En Cundinamarca hay un pueblito solitario llamado Sopó, que está creciendo aceleradamente, que en silencio se está expandiendo a una velocidad cinco veces mayor que la del resto del país.
Hay un pueblito llamado Sopó con una plaza central desértica, en el que unos meses atrás nadie podía responder con exactitud cuántos habitantes eran -ni siquiera el alcalde-.
Se resistían a creer en las cifras oficiales (las del Departamento Administrativo Nacional de Estadítica, DANE), esas que aseguraban que en su municipio el número de personas estaba creciendo a una velocidad inimaginable, esas que señalaban que eran exactamente 23.937 personas -ni una más-, mientras ellos calculaban que eran menos, unas cinco mil menos, porque eso era lo que decía el Sistema de Selección de Beneficiarios Para Programas Sociales (Sisbén).
Hay que decir que el asunto se volvió prioritario para la alcaldía -encontrar ese número exacto-, pero a la gente del pueblo le tenía sin cuidado. Es muy probable que a Alicia Morales, de 28 años, dos pequeñas hijas y siete meses de embarazo, estas cuentas no le interesaran; tiene suficiente con hacer los cálculos para que la plata que gana su esposo le alcance para la comida de las niñas y la construcción de una nueva casa que no sea de madera, ni tan estrecha ni tan vulnerable como en la que vive hoy. Y mucho menos le interesará a la señora Marta Mercedes Robayo, de 38 años y ocho hijos (7, 9, 10, 11, 13, 14, 15 y 17 años), a quien le basta con evaluar cuánto le costará la educación de los niños.
Se hizo la investigación, se hicieron los cálculos (teniendo como referencia las cuentas de los servicios públicos) y se concluyó que el DANE tenía la razón: que sí son tantos (23.937) y que sí se están multiplicando tan rápida y tan inexplicablemente. Es difícil creer que este pueblo de calles desoladas, de restaurantes vacíos a la hora del almuerzo, de poquitos niños jugando en el parque, y de apenas uno que otro anciano aguardando en su silla de ruedas el paso del día, esté entre los cinco municipios del país que crecen a mayor velocidad.

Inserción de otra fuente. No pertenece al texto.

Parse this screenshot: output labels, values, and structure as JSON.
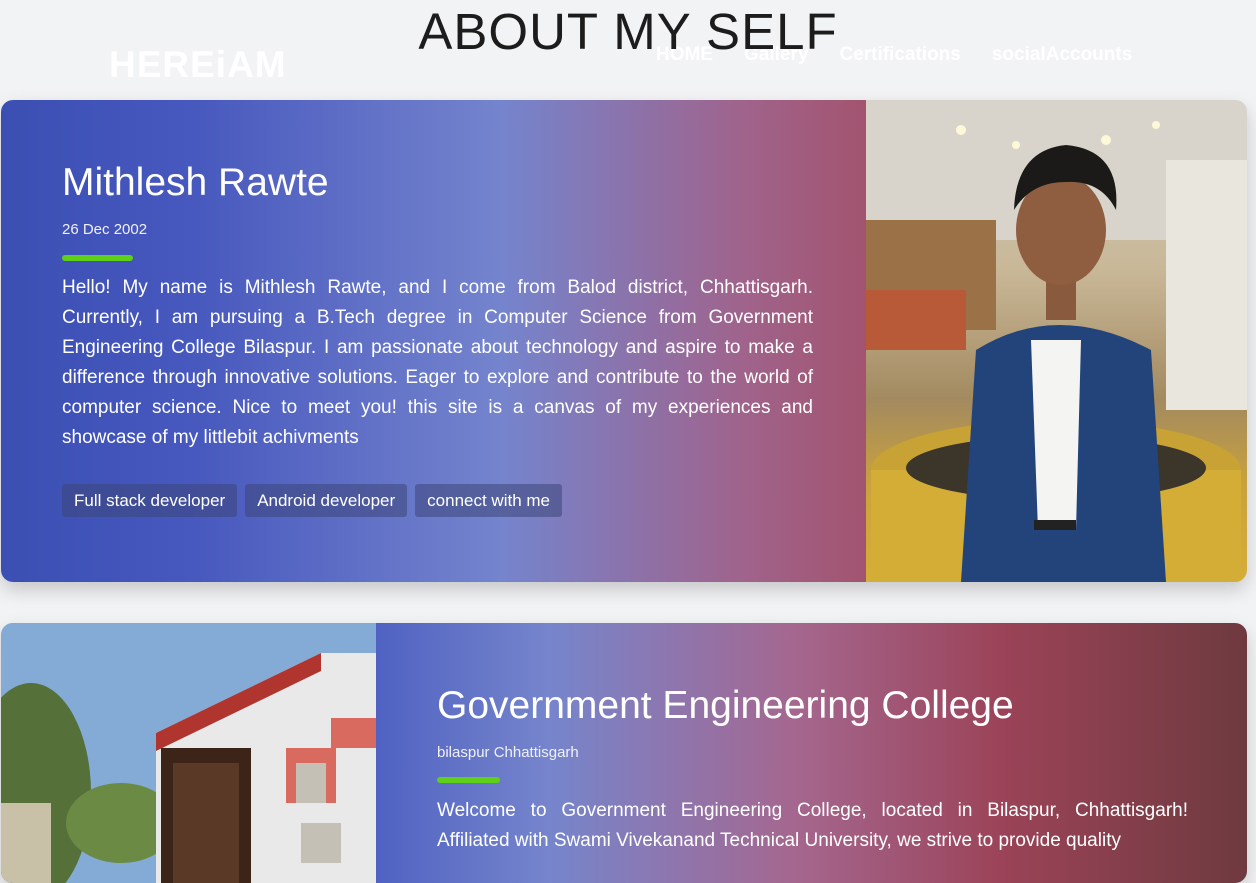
{
  "page": {
    "heading": "ABOUT MY SELF"
  },
  "navbar": {
    "brand": "HEREiAM",
    "links": [
      "HOME",
      "Gallery",
      "Certifications",
      "socialAccounts"
    ]
  },
  "about_card": {
    "name": "Mithlesh Rawte",
    "date": "26 Dec 2002",
    "bio": "Hello! My name is Mithlesh Rawte, and I come from Balod district, Chhattisgarh. Currently, I am pursuing a B.Tech degree in Computer Science from Government Engineering College Bilaspur. I am passionate about technology and aspire to make a difference through innovative solutions. Eager to explore and contribute to the world of computer science. Nice to meet you! this site is a canvas of my experiences and showcase of my littlebit achivments",
    "tags": [
      "Full stack developer",
      "Android developer",
      "connect with me"
    ]
  },
  "college_card": {
    "title": "Government Engineering College",
    "location": "bilaspur Chhattisgarh",
    "body": "Welcome to Government Engineering College, located in Bilaspur, Chhattisgarh! Affiliated with Swami Vivekanand Technical University, we strive to provide quality"
  },
  "colors": {
    "accent_bar": "#5ed017",
    "card1_gradient_start": "#3b4fb3",
    "card1_gradient_end": "#a2546f",
    "card2_gradient_end": "#6e3a3f"
  }
}
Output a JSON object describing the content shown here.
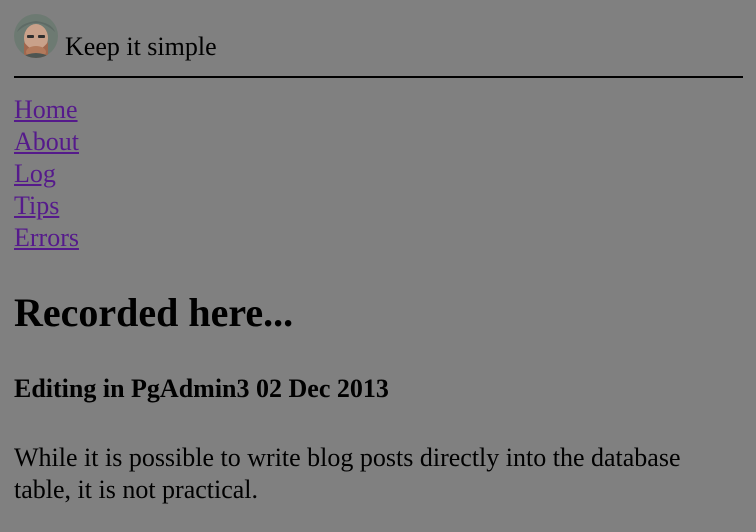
{
  "header": {
    "site_title": "Keep it simple",
    "avatar_icon": "user-avatar-icon"
  },
  "nav": {
    "items": [
      {
        "label": "Home"
      },
      {
        "label": "About"
      },
      {
        "label": "Log"
      },
      {
        "label": "Tips"
      },
      {
        "label": "Errors"
      }
    ],
    "link_color": "#551a8b"
  },
  "main": {
    "heading": "Recorded here...",
    "post": {
      "title": "Editing in PgAdmin3 02 Dec 2013",
      "body": "While it is possible to write blog posts directly into the database table, it is not practical."
    }
  },
  "colors": {
    "background": "#808080",
    "text": "#000000"
  }
}
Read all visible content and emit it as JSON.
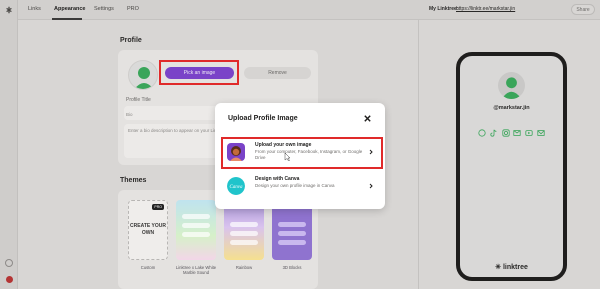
{
  "nav": {
    "tabs": [
      "Links",
      "Appearance",
      "Settings",
      "PRO"
    ],
    "active_tab": "Appearance",
    "linktree_label": "My Linktree:",
    "linktree_url": "https://linktr.ee/markstar.jin",
    "share_label": "Share"
  },
  "profile": {
    "section_title": "Profile",
    "pick_button": "Pick an image",
    "remove_button": "Remove",
    "profile_title_label": "Profile Title",
    "bio_label": "Bio",
    "bio_placeholder": "Enter a bio description to appear on your Linktree"
  },
  "themes": {
    "section_title": "Themes",
    "items": [
      {
        "label": "Custom",
        "tile_text": "CREATE YOUR OWN",
        "badge": "PRO"
      },
      {
        "label": "Linktree x Lake White Marble Sound",
        "tile_text": ""
      },
      {
        "label": "Rainbow",
        "tile_text": ""
      },
      {
        "label": "3D Blocks",
        "tile_text": ""
      }
    ]
  },
  "preview": {
    "handle": "@markstar.jin",
    "brand": "linktree",
    "social_icons": [
      "threads-icon",
      "tiktok-icon",
      "instagram-icon",
      "email-icon",
      "youtube-icon",
      "mail-icon"
    ]
  },
  "modal": {
    "title": "Upload Profile Image",
    "options": [
      {
        "title": "Upload your own image",
        "description": "From your computer, Facebook, Instagram, or Google Drive",
        "icon": "upload-photo-icon"
      },
      {
        "title": "Design with Canva",
        "description": "Design your own profile image in Canva",
        "icon": "canva-logo-icon"
      }
    ]
  },
  "colors": {
    "accent_purple": "#7a43c8",
    "highlight_red": "#e02a2a",
    "canva_teal": "#20c4cb",
    "avatar_green": "#3aa55a"
  }
}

Pero es así y la respuesta de por qué no está ni en las calles del parque principal, ni en el hospital, ni en la alcaldía: está dentro de las casas y de las fincas, donde mujeres como Alicia y Marta siguen teniendo tres y ocho niños; y está en las afueras del pueblo, donde se están construyendo auténticas mansiones campestres para que habiten los bogotanos: casonas inmensas con caballerizas, campos de golf, lagos, vías propias, que pueden costar hasta $3.000 millones. ¿O más? Omayra Cortez, secretaria para la gestión integral de la Alcaldía, calcula que son miles de millones, calcula que son inaccesibles para los habitantes de Sopó, calcula que si las construcciones se siguen expandiendo, se perderá el bosque y el verde que rodea al pueblo.

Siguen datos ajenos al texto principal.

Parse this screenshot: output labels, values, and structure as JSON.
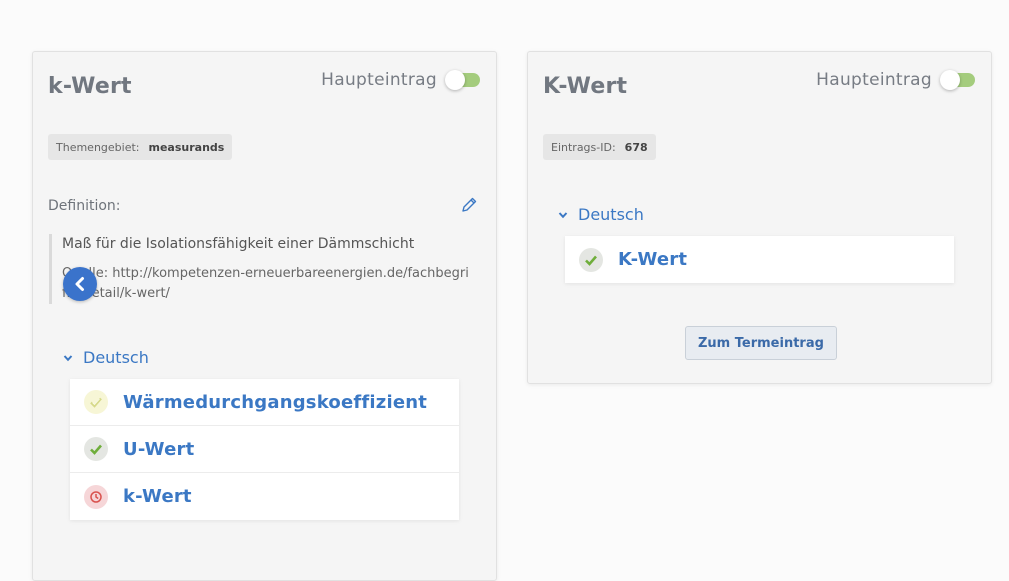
{
  "left_card": {
    "title": "k-Wert",
    "main_entry_label": "Haupteintrag",
    "tag": {
      "label": "Themengebiet:",
      "value": "measurands"
    },
    "definition_label": "Definition:",
    "definition_text": "Maß für die Isolationsfähigkeit einer Dämmschicht",
    "definition_source": "Quelle: http://kompetenzen-erneuerbareenergien.de/fachbegriffe/detail/k-wert/",
    "language": "Deutsch",
    "terms": [
      {
        "name": "Wärmedurchgangskoeffizient",
        "status": "pending",
        "icon": "check-outline-icon"
      },
      {
        "name": "U-Wert",
        "status": "done",
        "icon": "check-icon"
      },
      {
        "name": "k-Wert",
        "status": "rejected",
        "icon": "clock-icon"
      }
    ]
  },
  "right_card": {
    "title": "K-Wert",
    "main_entry_label": "Haupteintrag",
    "tag": {
      "label": "Eintrags-ID:",
      "value": "678"
    },
    "language": "Deutsch",
    "terms": [
      {
        "name": "K-Wert",
        "status": "done",
        "icon": "check-icon"
      }
    ],
    "action_button": "Zum Termeintrag"
  },
  "colors": {
    "accent": "#3b78c4",
    "toggle_on": "#a4cc7d",
    "check_green": "#6fae3b",
    "alert_red": "#d9534f",
    "pending_yellow": "#d6d98a"
  }
}
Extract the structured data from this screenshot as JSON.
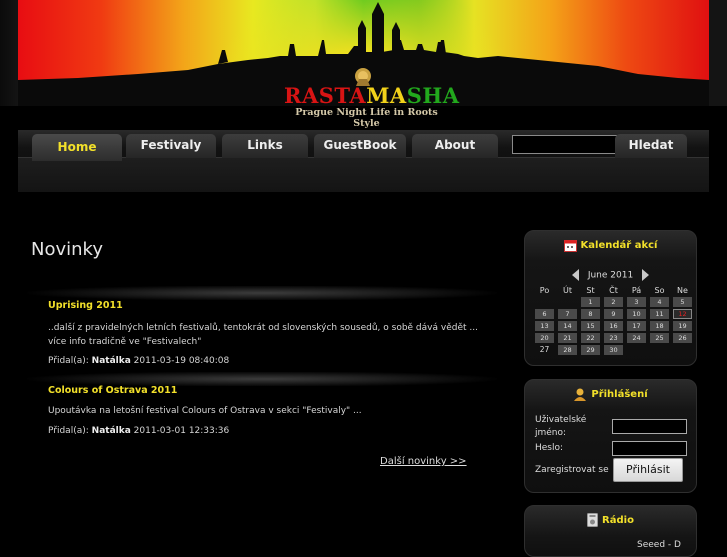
{
  "brand": {
    "name_part1": "RASTA",
    "name_part2": "MA",
    "name_part3": "SHA",
    "tagline": "Prague Night Life in Roots Style",
    "logo_icon": "lion-icon",
    "colors": {
      "red": "#d81414",
      "yellow": "#f2d21a",
      "green": "#22a81d"
    }
  },
  "nav": {
    "tabs": [
      {
        "label": "Home",
        "active": true
      },
      {
        "label": "Festivaly",
        "active": false
      },
      {
        "label": "Links",
        "active": false
      },
      {
        "label": "GuestBook",
        "active": false
      },
      {
        "label": "About",
        "active": false
      }
    ],
    "search": {
      "value": "",
      "placeholder": ""
    },
    "search_button": "Hledat"
  },
  "main": {
    "title": "Novinky",
    "news": [
      {
        "title": "Uprising 2011",
        "text": "..další z pravidelných letních festivalů, tentokrát od slovenských sousedů, o sobě dává vědět ... více info tradičně ve \"Festivalech\"",
        "added_label": "Přidal(a):",
        "author": "Natálka",
        "date": "2011-03-19 08:40:08"
      },
      {
        "title": "Colours of Ostrava 2011",
        "text": "Upoutávka na letošní festival Colours of Ostrava v sekci \"Festivaly\" ...",
        "added_label": "Přidal(a):",
        "author": "Natálka",
        "date": "2011-03-01 12:33:36"
      }
    ],
    "more_link": "Další novinky >>"
  },
  "sidebar": {
    "calendar": {
      "title": "Kalendář akcí",
      "icon": "calendar-icon",
      "month": "June 2011",
      "weekdays": [
        "Po",
        "Út",
        "St",
        "Čt",
        "Pá",
        "So",
        "Ne"
      ],
      "rows": [
        [
          "",
          "",
          "1",
          "2",
          "3",
          "4",
          "5"
        ],
        [
          "6",
          "7",
          "8",
          "9",
          "10",
          "11",
          "12"
        ],
        [
          "13",
          "14",
          "15",
          "16",
          "17",
          "18",
          "19"
        ],
        [
          "20",
          "21",
          "22",
          "23",
          "24",
          "25",
          "26"
        ],
        [
          "27",
          "28",
          "29",
          "30",
          "",
          "",
          ""
        ]
      ],
      "today": "12",
      "today_color": "#e22222"
    },
    "login": {
      "title": "Přihlášení",
      "icon": "user-icon",
      "username_label_1": "Uživatelské",
      "username_label_2": "jméno:",
      "username_value": "",
      "password_label": "Heslo:",
      "password_value": "",
      "register_link": "Zaregistrovat se",
      "login_button": "Přihlásit"
    },
    "radio": {
      "title": "Rádio",
      "icon": "radio-icon",
      "station": "Seeed - D"
    }
  }
}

“Hoy es más rentable la actividad inmobiliaria que la agricultura o la ganadería, y si le digo la verdad eso nos preocupa, por la seguridad alimentaria, porque la gente está prefiriendo vender para que construyan en sus tierras, que cultivar”, dice Cortez desde una camioneta blanca y pesada que está subiendo con dificultad la loma en la que se está construyendo Yerba Bonita.
También a la salida de Sopó (en la vereda Hato Grande), no en una mansión sino en una casa en construcción de dos pisos, vive Marta Mercedes con sus ocho niños. Ella es otra de las respuestas al crecimiento del pueblo. Ella y su deseo de tener tantos hijos como su madre; ella y su vecina Elsy, que también tiene ocho hijos (todas niñas). Ella y su hija Magdi de once años que a la pregunta “cuántos hijos quieres tener” responde “una familia chiquita, de unos tres niños”. Ella y el 43,4% de los hogares que tienen entre tres y cuatro hijos.
Otra hipótesis: Sopó es un municipio de gente joven, tanto que las enfermeras del Hospital Divino Salvador se atreven a calcular que en todo el pueblo no hay más de 400 adultos mayores de 60 años. También hay que decir que al año se producen 355 nacimientos y 49 muertes (cifra de 2010): un argumento más.